Era la primera vez que mi madre me hablaba así. Lo hacía con seguridad, como diciendo cosas meditadas hacía tiempo.
—¿Qué quieres decir? —pregunté, extrañada.
Ella contestó con cierta vaguedad:
—Es una gente con mucha palabrería, pero de dinero, nada…
Una chica tan guapa como tú debe ir siempre con señores.
—¿Qué señores…? Yo no conozco a ningún señor.
Me miró y, con más vaguedad aún, concluyó:
—Por ahora, puedes hacer de modelo… Más adelante, veremos… Una cosa trae otra.
Pero había en su cara una expresión reflexiva y ávida que casi me asustó. Aquel día no le pregunté nada más.
Por lo demás, las recomendaciones de mi madre eran superfluas porque yo entonces era muy seria, debido en parte a mi misma juventud.
Después de aquel pintor, encontré otros y pronto fui bastante conocida en el ambiente de los estudios. Debo decir que, en general, los pintores eran casi todos bastante discretos y respetuosos, aunque es verdad que hubo más de uno que no me ocultó sus sentimientos. Pero a todos los rechacé con tanta dureza que pronto me hice una reputación de virtud huraña.
He dicho que los pintores eran casi siempre bastante respetuosos. Supongo que esto se debía, sobre todo, a que su objeto no era hacerme la corte, sino pintarme y dibujar mi cuerpo, y dibujando y pintando me veían, no con ojos de hombre, sino de artista, igual que si fuera una silla o un objeto cualquiera. Estaban acostumbrados a las modelos y mi cuerpo desnudo, aunque joven y procaz, les hacía poca impresión, como les ocurre también a los médicos. Pero los amigos de los pintores me producían, a veces, cierto embarazo. Entraban y se ponían a conversar con el artista. Y yo me daba cuenta en seguida de que, por muy despreocupados que fingieran estar, no podían apartar sus ojos de mi cuerpo. Otros eran más descarados y empezaban a vagar adrede por el estudio a fin de mirarme a su gusto por todas partes. Fueron aquellas miradas, además de las oscuras alusiones de mi madre, las que despertaron mi coquetería y, al mismo tiempo, me dieron conciencia de mi belleza y del provecho que de ella podía sacar.
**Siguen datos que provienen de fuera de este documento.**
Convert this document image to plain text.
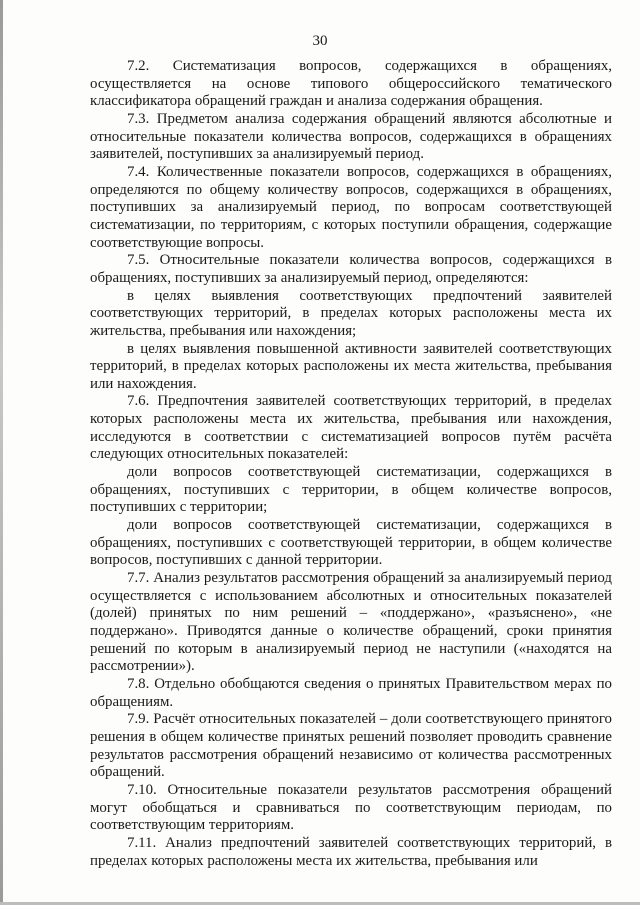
30

7.2. Систематизация вопросов, содержащихся в обращениях, осуществляется на основе типового общероссийского тематического классификатора обращений граждан и анализа содержания обращения.

7.3. Предметом анализа содержания обращений являются абсолютные и относительные показатели количества вопросов, содержащихся в обращениях заявителей, поступивших за анализируемый период.

7.4. Количественные показатели вопросов, содержащихся в обращениях, определяются по общему количеству вопросов, содержащихся в обращениях, поступивших за анализируемый период, по вопросам соответствующей систематизации, по территориям, с которых поступили обращения, содержащие соответствующие вопросы.

7.5. Относительные показатели количества вопросов, содержащихся в обращениях, поступивших за анализируемый период, определяются:

в целях выявления соответствующих предпочтений заявителей соответствующих территорий, в пределах которых расположены места их жительства, пребывания или нахождения;

в целях выявления повышенной активности заявителей соответствующих территорий, в пределах которых расположены их места жительства, пребывания или нахождения.

7.6. Предпочтения заявителей соответствующих территорий, в пределах которых расположены места их жительства, пребывания или нахождения, исследуются в соответствии с систематизацией вопросов путём расчёта следующих относительных показателей:

доли вопросов соответствующей систематизации, содержащихся в обращениях, поступивших с территории, в общем количестве вопросов, поступивших с территории;

доли вопросов соответствующей систематизации, содержащихся в обращениях, поступивших с соответствующей территории, в общем количестве вопросов, поступивших с данной территории.

7.7. Анализ результатов рассмотрения обращений за анализируемый период осуществляется с использованием абсолютных и относительных показателей (долей) принятых по ним решений – «поддержано», «разъяснено», «не поддержано». Приводятся данные о количестве обращений, сроки принятия решений по которым в анализируемый период не наступили («находятся на рассмотрении»).

7.8. Отдельно обобщаются сведения о принятых Правительством мерах по обращениям.

7.9. Расчёт относительных показателей – доли соответствующего принятого решения в общем количестве принятых решений позволяет проводить сравнение результатов рассмотрения обращений независимо от количества рассмотренных обращений.

7.10. Относительные показатели результатов рассмотрения обращений могут обобщаться и сравниваться по соответствующим периодам, по соответствующим территориям.

7.11. Анализ предпочтений заявителей соответствующих территорий, в пределах которых расположены места их жительства, пребывания или
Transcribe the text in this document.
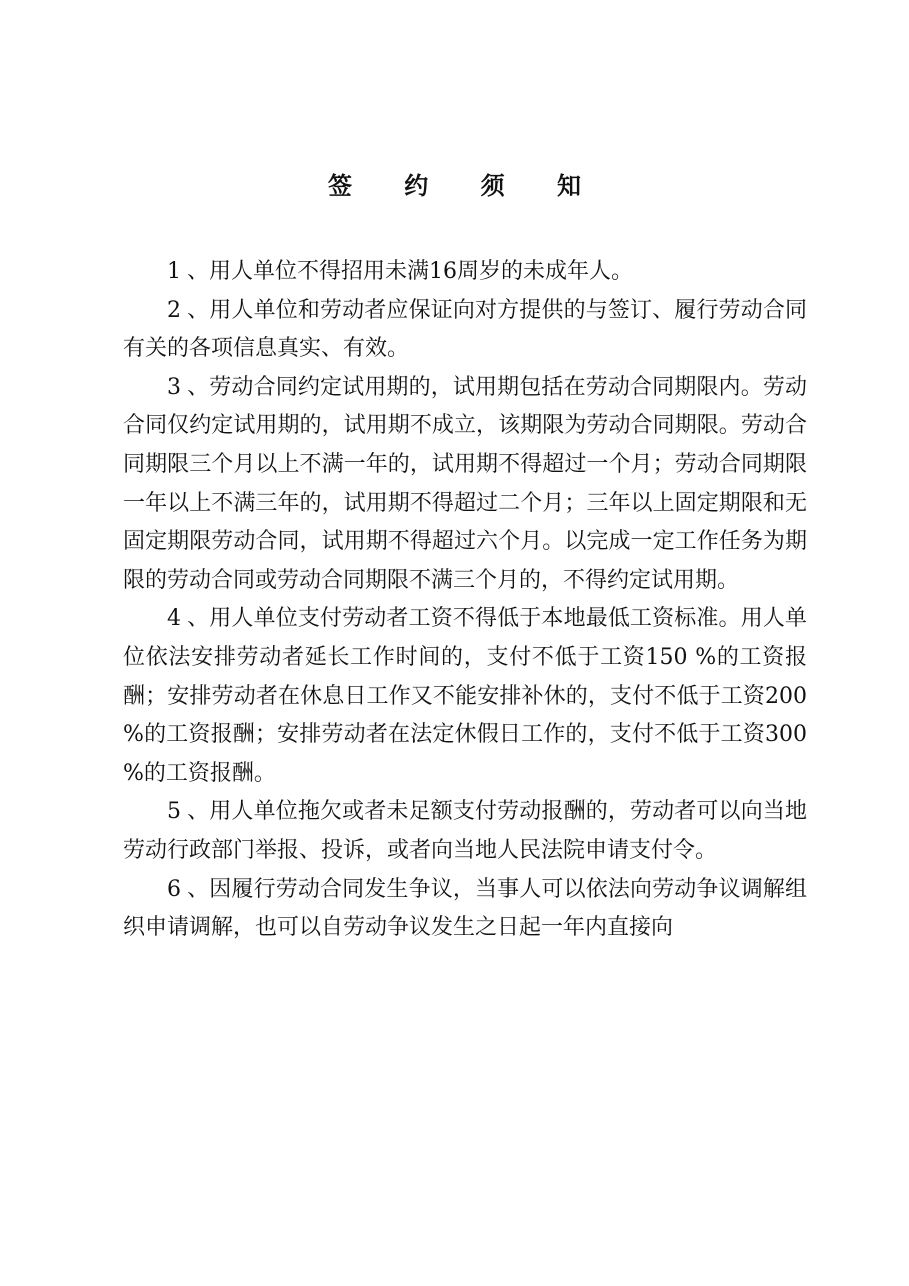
签 约 须 知

1 、用人单位不得招用未满16周岁的未成年人。

2 、用人单位和劳动者应保证向对方提供的与签订、履行劳动合同有关的各项信息真实、有效。

3 、劳动合同约定试用期的，试用期包括在劳动合同期限内。劳动合同仅约定试用期的，试用期不成立，该期限为劳动合同期限。劳动合同期限三个月以上不满一年的，试用期不得超过一个月；劳动合同期限一年以上不满三年的，试用期不得超过二个月；三年以上固定期限和无固定期限劳动合同，试用期不得超过六个月。以完成一定工作任务为期限的劳动合同或劳动合同期限不满三个月的，不得约定试用期。

4 、用人单位支付劳动者工资不得低于本地最低工资标准。用人单位依法安排劳动者延长工作时间的，支付不低于工资150 %的工资报酬；安排劳动者在休息日工作又不能安排补休的，支付不低于工资200 %的工资报酬；安排劳动者在法定休假日工作的，支付不低于工资300 %的工资报酬。

5 、用人单位拖欠或者未足额支付劳动报酬的，劳动者可以向当地劳动行政部门举报、投诉，或者向当地人民法院申请支付令。

6 、因履行劳动合同发生争议，当事人可以依法向劳动争议调解组织申请调解，也可以自劳动争议发生之日起一年内直接向
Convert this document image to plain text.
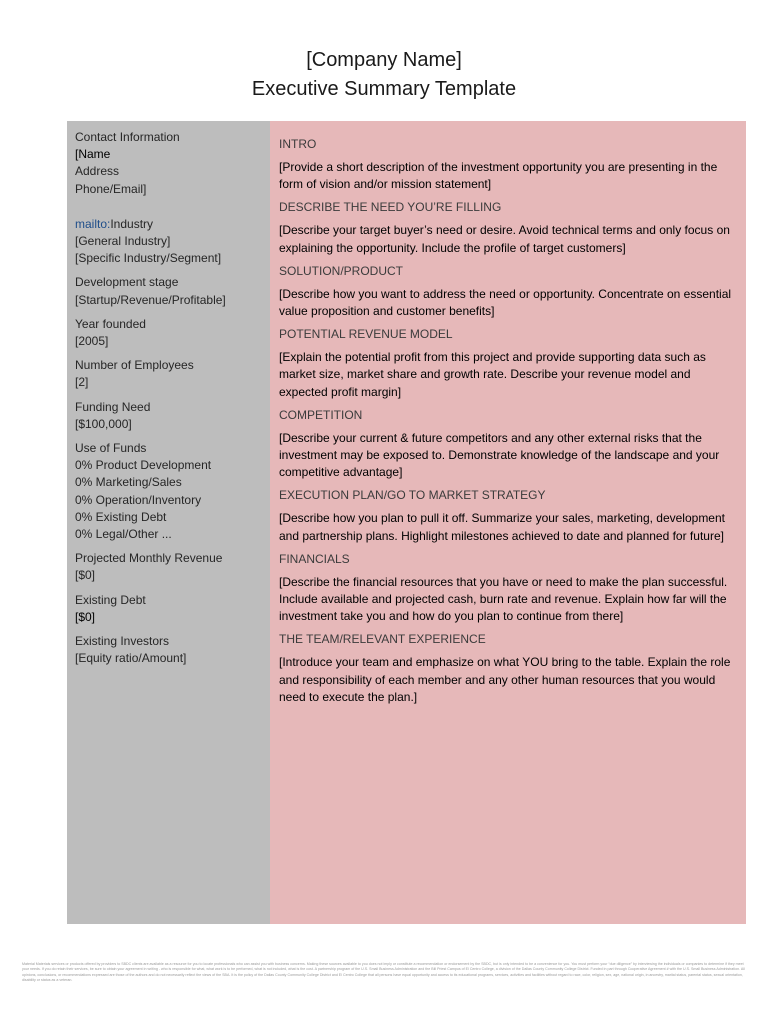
[Company Name]
Executive Summary Template
Contact Information
[Name
Address
Phone/Email]
mailto:Industry
[General Industry]
[Specific Industry/Segment]
Development stage
[Startup/Revenue/Profitable]
Year founded
[2005]
Number of Employees
[2]
Funding Need
[$100,000]
Use of Funds
0% Product Development
0% Marketing/Sales
0% Operation/Inventory
0% Existing Debt
0% Legal/Other ...
Projected Monthly Revenue
[$0]
Existing Debt
[$0]
Existing Investors
[Equity ratio/Amount]
INTRO
[Provide a short description of the investment opportunity you are presenting in the form of vision and/or mission statement]
DESCRIBE THE NEED YOU’RE FILLING
[Describe your target buyer’s need or desire. Avoid technical terms and only focus on explaining the opportunity. Include the profile of target customers]
SOLUTION/PRODUCT
[Describe how you want to address the need or opportunity. Concentrate on essential value proposition and customer benefits]
POTENTIAL REVENUE MODEL
[Explain the potential profit from this project and provide supporting data such as market size, market share and growth rate. Describe your revenue model and expected profit margin]
COMPETITION
[Describe your current & future competitors and any other external risks that the investment may be exposed to. Demonstrate knowledge of the landscape and your competitive advantage]
EXECUTION PLAN/GO TO MARKET STRATEGY
[Describe how you plan to pull it off. Summarize your sales, marketing, development and partnership plans. Highlight milestones achieved to date and planned for future]
FINANCIALS
[Describe the financial resources that you have or need to make the plan successful. Include available and projected cash, burn rate and revenue. Explain how far will the investment take you and how do you plan to continue from there]
THE TEAM/RELEVANT EXPERIENCE
[Introduce your team and emphasize on what YOU bring to the table. Explain the role and responsibility of each member and any other human resources that you would need to execute the plan.]
Material Materials services or products offered by providers to SBDC clients are available as a resource for you to locate professionals who can assist you with business concerns. Making these sources available to you does not imply or constitute a recommendation or endorsement by the SBDC, but is only intended to be a convenience for you. You must perform your “due diligence” by interviewing the individuals or companies to determine if they meet your needs. If you do retain their services, be sure to obtain your agreement in writing - who is responsible for what, what work is to be performed, what is not included, what is the cost. A partnership program of the U.S. Small Business Administration and the Bill Priest Campus of El Centro College, a division of the Dallas County Community College District. Funded in part through Cooperative Agreement # with the U.S. Small Business Administration. All opinions, conclusions, or recommendations expressed are those of the authors and do not necessarily reflect the views of the SBA. It is the policy of the Dallas County Community College District and El Centro College that all persons have equal opportunity and access to its educational programs, services, activities and facilities without regard to race, color, religion, sex, age, national origin, in ancestry, marital status, parental status, sexual orientation, disability or status as a veteran.
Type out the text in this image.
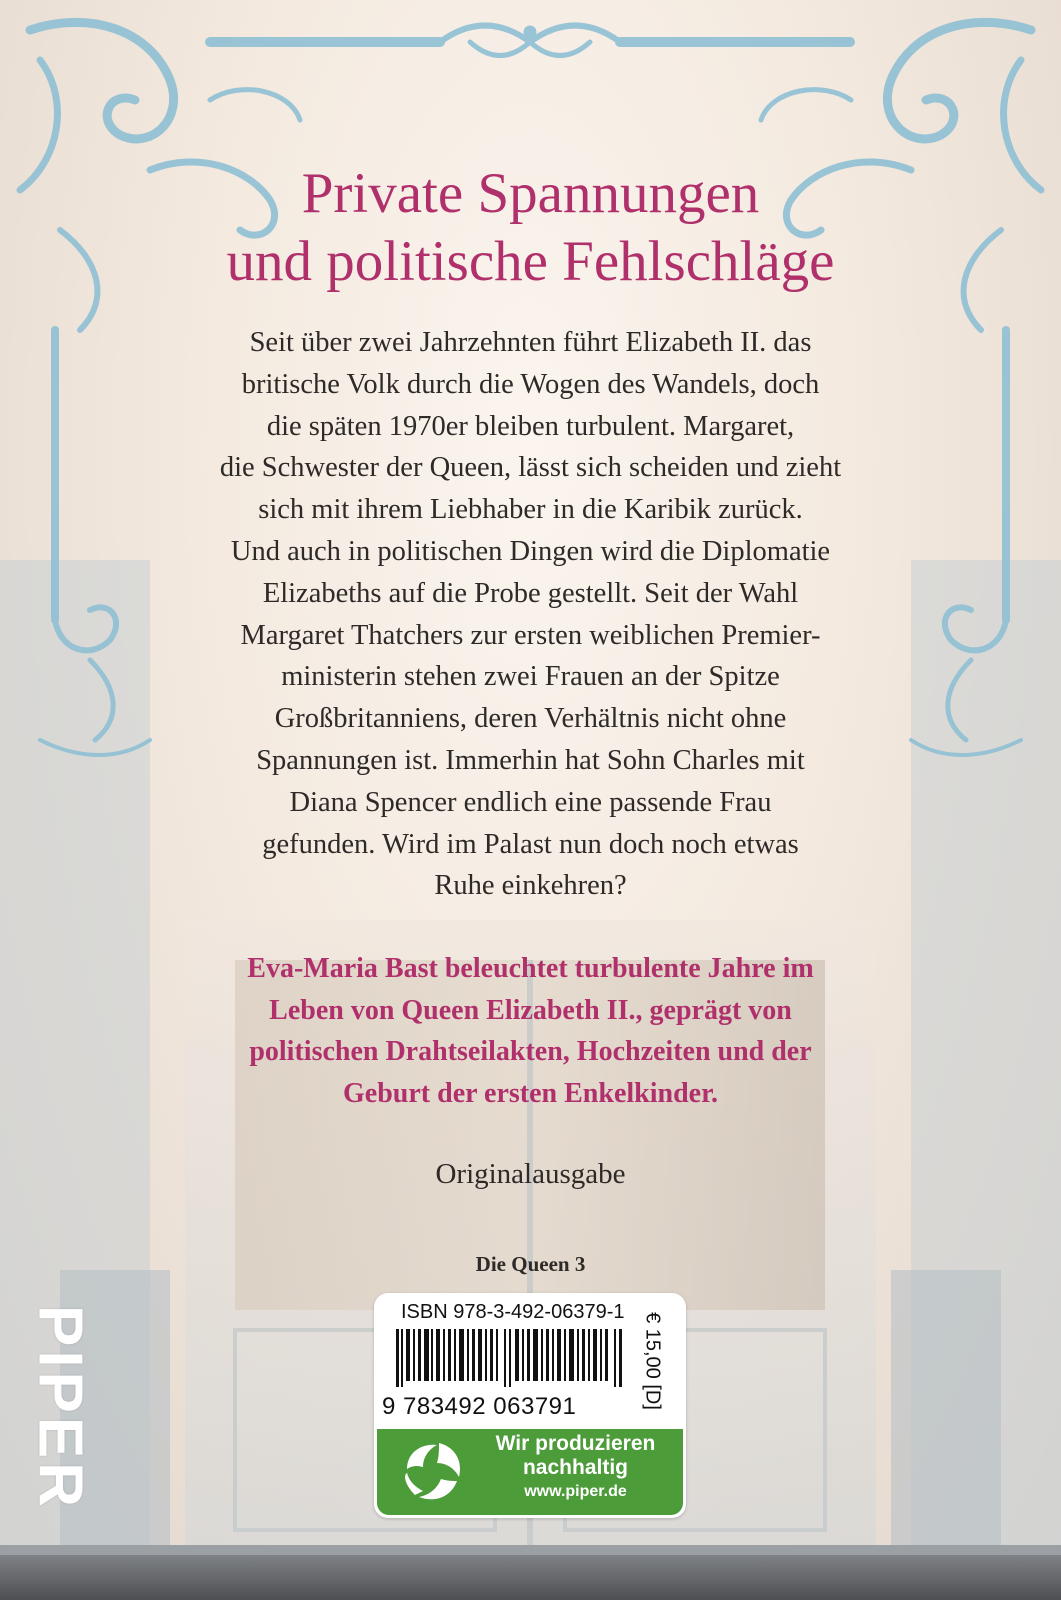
Private Spannungen
und politische Fehlschläge
Seit über zwei Jahrzehnten führt Elizabeth II. das
britische Volk durch die Wogen des Wandels, doch
die späten 1970er bleiben turbulent. Margaret,
die Schwester der Queen, lässt sich scheiden und zieht
sich mit ihrem Liebhaber in die Karibik zurück.
Und auch in politischen Dingen wird die Diplomatie
Elizabeths auf die Probe gestellt. Seit der Wahl
Margaret Thatchers zur ersten weiblichen Premier-
ministerin stehen zwei Frauen an der Spitze
Großbritanniens, deren Verhältnis nicht ohne
Spannungen ist. Immerhin hat Sohn Charles mit
Diana Spencer endlich eine passende Frau
gefunden. Wird im Palast nun doch noch etwas
Ruhe einkehren?
Eva-Maria Bast beleuchtet turbulente Jahre im
Leben von Queen Elizabeth II., geprägt von
politischen Drahtseilakten, Hochzeiten und der
Geburt der ersten Enkelkinder.
Originalausgabe
Die Queen 3
PIPER	ISBN 978-3-492-06379-1
9 783492 063791	€ 15,00 [D]
Wir produzieren
nachhaltig
www.piper.de
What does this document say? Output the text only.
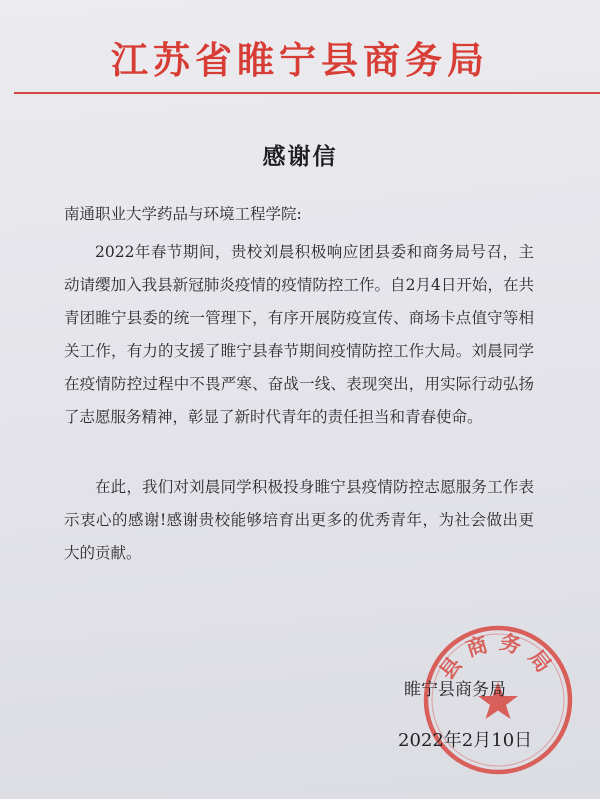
江苏省睢宁县商务局
感谢信
南通职业大学药品与环境工程学院:

2022年春节期间，贵校刘晨积极响应团县委和商务局号召，主动请缨加入我县新冠肺炎疫情的疫情防控工作。自2月4日开始，在共青团睢宁县委的统一管理下，有序开展防疫宣传、商场卡点值守等相关工作，有力的支援了睢宁县春节期间疫情防控工作大局。刘晨同学在疫情防控过程中不畏严寒、奋战一线、表现突出，用实际行动弘扬了志愿服务精神，彰显了新时代青年的责任担当和青春使命。

在此，我们对刘晨同学积极投身睢宁县疫情防控志愿服务工作表示衷心的感谢!感谢贵校能够培育出更多的优秀青年，为社会做出更大的贡献。

县商务局
睢宁县商务局
2022年2月10日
Y al cabo de algún tiempo, no sólo me habitué a las indiscreciones de los visitantes, sino que no pude menos que experimentar cierta complacencia al sorprender alguna turbación en ellos o alguna desilusión si los veía realmente indiferentes. De esta manera, a través de la vanidad, pasé insensiblemente a pensar que, como decía mi madre, en cuanto quisiera, podría mejorar mi situación sirviéndome de mi belleza.
Pero en aquella época yo pensaba sobre todo en casarme. Mis sentidos no se habían despertado aún y los hombres que me miraban mientras posaba, no suscitaban en mi ánimo sentimiento alguno, fuera del de la vanidad. Entregaba a mi madre todo el dinero que ganaba y cuando no posaba me quedaba con ella en casa ayudándola a cortar y coser camisas, nuestro único medio de subsistencia desde que había muerto mi padre, que era ferroviario.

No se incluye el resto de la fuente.